W kontekście częstotliwości testowania kosmetyków pod kątem zanieczyszczeń mikrobiologicznych, Nailpro zadało pytanie branży, jak często takie testy są przeprowadzane. Wyniki ankiety pokazały, że 45 proc. producentów testuje swoje produkty dopiero na etapie końcowym. Tylko 28 proc. firm testuje kosmetyki na każdym etapie produkcji, co mogłoby minimalizować ryzyko zanieczyszczeń. Natomiast 27 proc. firm przeprowadza testy jedynie w określonych momentach rozwoju produktu, co sugeruje, że wciąż istnieje przestrzeń na poprawę kontroli jakości w tej dziedzinie.

Według Microbe Investigations Switzerland, niektóre z najgroźniejszych bakterii, które mogą zanieczyścić kosmetyki, to między innymi Staphylococcus aureus, Pseudomonas aeruginosa oraz Escherichia coli. Staphylococcus aureus może prowadzić do poważnych chorób skórnych, takich jak zapalenie skóry, czy nawet do zespołu wstrząsu toksycznego. Pseudomonas aeruginosa, często występująca w preparatach na bazie wody, stanowi zagrożenie szczególnie dla osób o osłabionej odporności. Natomiast Escherichia coli może wywoływać zakażenia układu pokarmowego, co jest szczególnie niebezpieczne w przypadku kosmetyków przeznaczonych do stosowania w okolicach ust.

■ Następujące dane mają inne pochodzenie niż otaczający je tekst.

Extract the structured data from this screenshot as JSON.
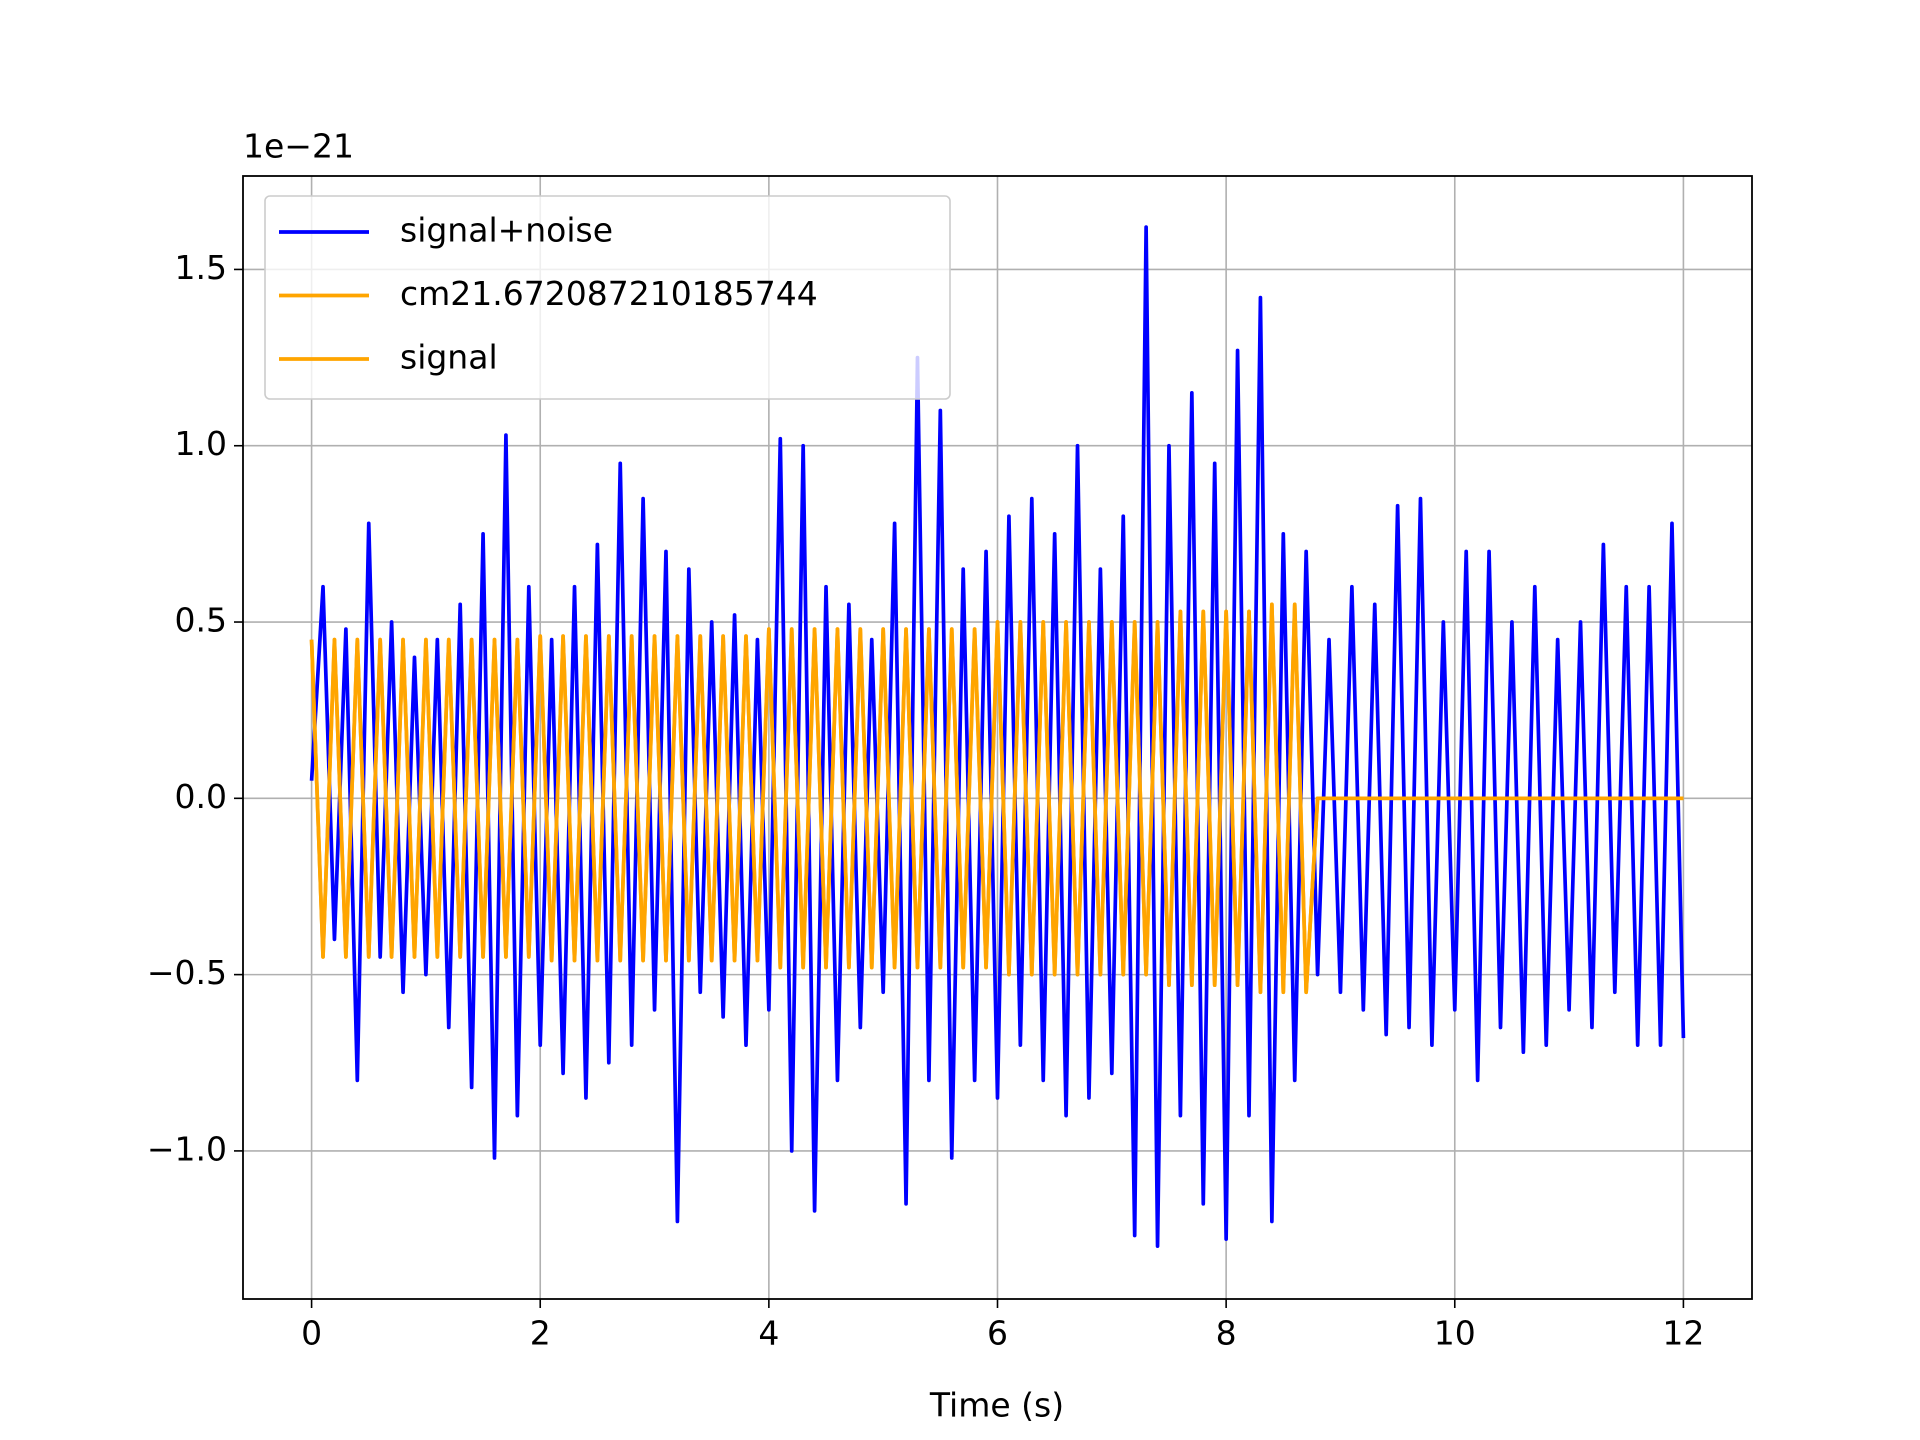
{
  "chart_data": {
    "type": "line",
    "x_label": "Time (s)",
    "y_offset_label": "1e−21",
    "legend": "upper left",
    "grid": true,
    "xlim": [
      -0.6,
      12.6
    ],
    "ylim": [
      -1.42,
      1.765
    ],
    "xticks": [
      0,
      2,
      4,
      6,
      8,
      10,
      12
    ],
    "yticks": [
      {
        "value": -1,
        "label": "−1.0"
      },
      {
        "value": -0.5,
        "label": "−0.5"
      },
      {
        "value": 0,
        "label": "0.0"
      },
      0.5,
      {
        "value": 1,
        "label": "1.0"
      },
      1.5
    ],
    "x": [
      0,
      0.1,
      0.2,
      0.3,
      0.4,
      0.5,
      0.6,
      0.7,
      0.8,
      0.9,
      1,
      1.1,
      1.2,
      1.3,
      1.4,
      1.5,
      1.6,
      1.7,
      1.8,
      1.9,
      2,
      2.1,
      2.2,
      2.3,
      2.4,
      2.5,
      2.6,
      2.7,
      2.8,
      2.9,
      3,
      3.1,
      3.2,
      3.3,
      3.4,
      3.5,
      3.6,
      3.7,
      3.8,
      3.9,
      4,
      4.1,
      4.2,
      4.3,
      4.4,
      4.5,
      4.6,
      4.7,
      4.8,
      4.9,
      5,
      5.1,
      5.2,
      5.3,
      5.4,
      5.5,
      5.6,
      5.7,
      5.8,
      5.9,
      6,
      6.1,
      6.2,
      6.3,
      6.4,
      6.5,
      6.6,
      6.7,
      6.8,
      6.9,
      7,
      7.1,
      7.2,
      7.3,
      7.4,
      7.5,
      7.6,
      7.7,
      7.8,
      7.9,
      8,
      8.1,
      8.2,
      8.3,
      8.4,
      8.5,
      8.6,
      8.7,
      8.8,
      8.9,
      9,
      9.1,
      9.2,
      9.3,
      9.4,
      9.5,
      9.6,
      9.7,
      9.8,
      9.9,
      10,
      10.1,
      10.2,
      10.3,
      10.4,
      10.5,
      10.6,
      10.7,
      10.8,
      10.9,
      11,
      11.1,
      11.2,
      11.3,
      11.4,
      11.5,
      11.6,
      11.7,
      11.8,
      11.9,
      12
    ],
    "series": [
      {
        "name": "signal+noise",
        "color": "#0000ff",
        "values": [
          0.05,
          0.6,
          -0.4,
          0.48,
          -0.8,
          0.78,
          -0.45,
          0.5,
          -0.55,
          0.4,
          -0.5,
          0.45,
          -0.65,
          0.55,
          -0.82,
          0.75,
          -1.02,
          1.03,
          -0.9,
          0.6,
          -0.7,
          0.45,
          -0.78,
          0.6,
          -0.85,
          0.72,
          -0.75,
          0.95,
          -0.7,
          0.85,
          -0.6,
          0.7,
          -1.2,
          0.65,
          -0.55,
          0.5,
          -0.62,
          0.52,
          -0.7,
          0.45,
          -0.6,
          1.02,
          -1.0,
          1.0,
          -1.17,
          0.6,
          -0.8,
          0.55,
          -0.65,
          0.45,
          -0.55,
          0.78,
          -1.15,
          1.25,
          -0.8,
          1.1,
          -1.02,
          0.65,
          -0.8,
          0.7,
          -0.85,
          0.8,
          -0.7,
          0.85,
          -0.8,
          0.75,
          -0.9,
          1.0,
          -0.85,
          0.65,
          -0.78,
          0.8,
          -1.24,
          1.62,
          -1.27,
          1.0,
          -0.9,
          1.15,
          -1.15,
          0.95,
          -1.25,
          1.27,
          -0.9,
          1.42,
          -1.2,
          0.75,
          -0.8,
          0.7,
          -0.5,
          0.45,
          -0.55,
          0.6,
          -0.6,
          0.55,
          -0.67,
          0.83,
          -0.65,
          0.85,
          -0.7,
          0.5,
          -0.6,
          0.7,
          -0.8,
          0.7,
          -0.65,
          0.5,
          -0.72,
          0.6,
          -0.7,
          0.45,
          -0.6,
          0.5,
          -0.65,
          0.72,
          -0.55,
          0.6,
          -0.7,
          0.6,
          -0.7,
          0.78,
          -0.68
        ]
      },
      {
        "name": "cm21.672087210185744",
        "color": "#ffa500",
        "values": [
          0.45,
          -0.45,
          0.45,
          -0.45,
          0.45,
          -0.45,
          0.45,
          -0.45,
          0.45,
          -0.45,
          0.45,
          -0.45,
          0.45,
          -0.45,
          0.45,
          -0.45,
          0.45,
          -0.45,
          0.45,
          -0.45,
          0.46,
          -0.46,
          0.46,
          -0.46,
          0.46,
          -0.46,
          0.46,
          -0.46,
          0.46,
          -0.46,
          0.46,
          -0.46,
          0.46,
          -0.46,
          0.46,
          -0.46,
          0.46,
          -0.46,
          0.46,
          -0.46,
          0.48,
          -0.48,
          0.48,
          -0.48,
          0.48,
          -0.48,
          0.48,
          -0.48,
          0.48,
          -0.48,
          0.48,
          -0.48,
          0.48,
          -0.48,
          0.48,
          -0.48,
          0.48,
          -0.48,
          0.48,
          -0.48,
          0.5,
          -0.5,
          0.5,
          -0.5,
          0.5,
          -0.5,
          0.5,
          -0.5,
          0.5,
          -0.5,
          0.5,
          -0.5,
          0.5,
          -0.5,
          0.5,
          -0.53,
          0.53,
          -0.53,
          0.53,
          -0.53,
          0.53,
          -0.53,
          0.53,
          -0.55,
          0.55,
          -0.55,
          0.55,
          -0.55,
          0,
          0,
          0,
          0,
          0,
          0,
          0,
          0,
          0,
          0,
          0,
          0,
          0,
          0,
          0,
          0,
          0,
          0,
          0,
          0,
          0,
          0,
          0,
          0,
          0,
          0,
          0,
          0,
          0,
          0,
          0,
          0,
          0
        ]
      },
      {
        "name": "signal",
        "color": "#ffa500",
        "values": [
          0.45,
          -0.45,
          0.45,
          -0.45,
          0.45,
          -0.45,
          0.45,
          -0.45,
          0.45,
          -0.45,
          0.45,
          -0.45,
          0.45,
          -0.45,
          0.45,
          -0.45,
          0.45,
          -0.45,
          0.45,
          -0.45,
          0.46,
          -0.46,
          0.46,
          -0.46,
          0.46,
          -0.46,
          0.46,
          -0.46,
          0.46,
          -0.46,
          0.46,
          -0.46,
          0.46,
          -0.46,
          0.46,
          -0.46,
          0.46,
          -0.46,
          0.46,
          -0.46,
          0.48,
          -0.48,
          0.48,
          -0.48,
          0.48,
          -0.48,
          0.48,
          -0.48,
          0.48,
          -0.48,
          0.48,
          -0.48,
          0.48,
          -0.48,
          0.48,
          -0.48,
          0.48,
          -0.48,
          0.48,
          -0.48,
          0.5,
          -0.5,
          0.5,
          -0.5,
          0.5,
          -0.5,
          0.5,
          -0.5,
          0.5,
          -0.5,
          0.5,
          -0.5,
          0.5,
          -0.5,
          0.5,
          -0.53,
          0.53,
          -0.53,
          0.53,
          -0.53,
          0.53,
          -0.53,
          0.53,
          -0.55,
          0.55,
          -0.55,
          0.55,
          -0.55,
          0,
          0,
          0,
          0,
          0,
          0,
          0,
          0,
          0,
          0,
          0,
          0,
          0,
          0,
          0,
          0,
          0,
          0,
          0,
          0,
          0,
          0,
          0,
          0,
          0,
          0,
          0,
          0,
          0,
          0,
          0,
          0,
          0
        ]
      }
    ]
  }
}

Oprócz bakterii, zagrożenie stanowią również drożdże i pleśnie. Candida albicans jest drożdżakiem, który może powodować infekcje skórne i inne problemy zdrowotne. Z kolei pleśń, taka jak Aspergillus niger, może prowadzić do problemów z oddychaniem i infekcji skórnych. Niebezpieczne są także pleśnie z gatunku Penicillium, które mogą wywoływać reakcje alergiczne oraz przyczyniać się do szybszego psucia się kosmetyków, co wpływa na ich trwałość i bezpieczeństwo użytkowania.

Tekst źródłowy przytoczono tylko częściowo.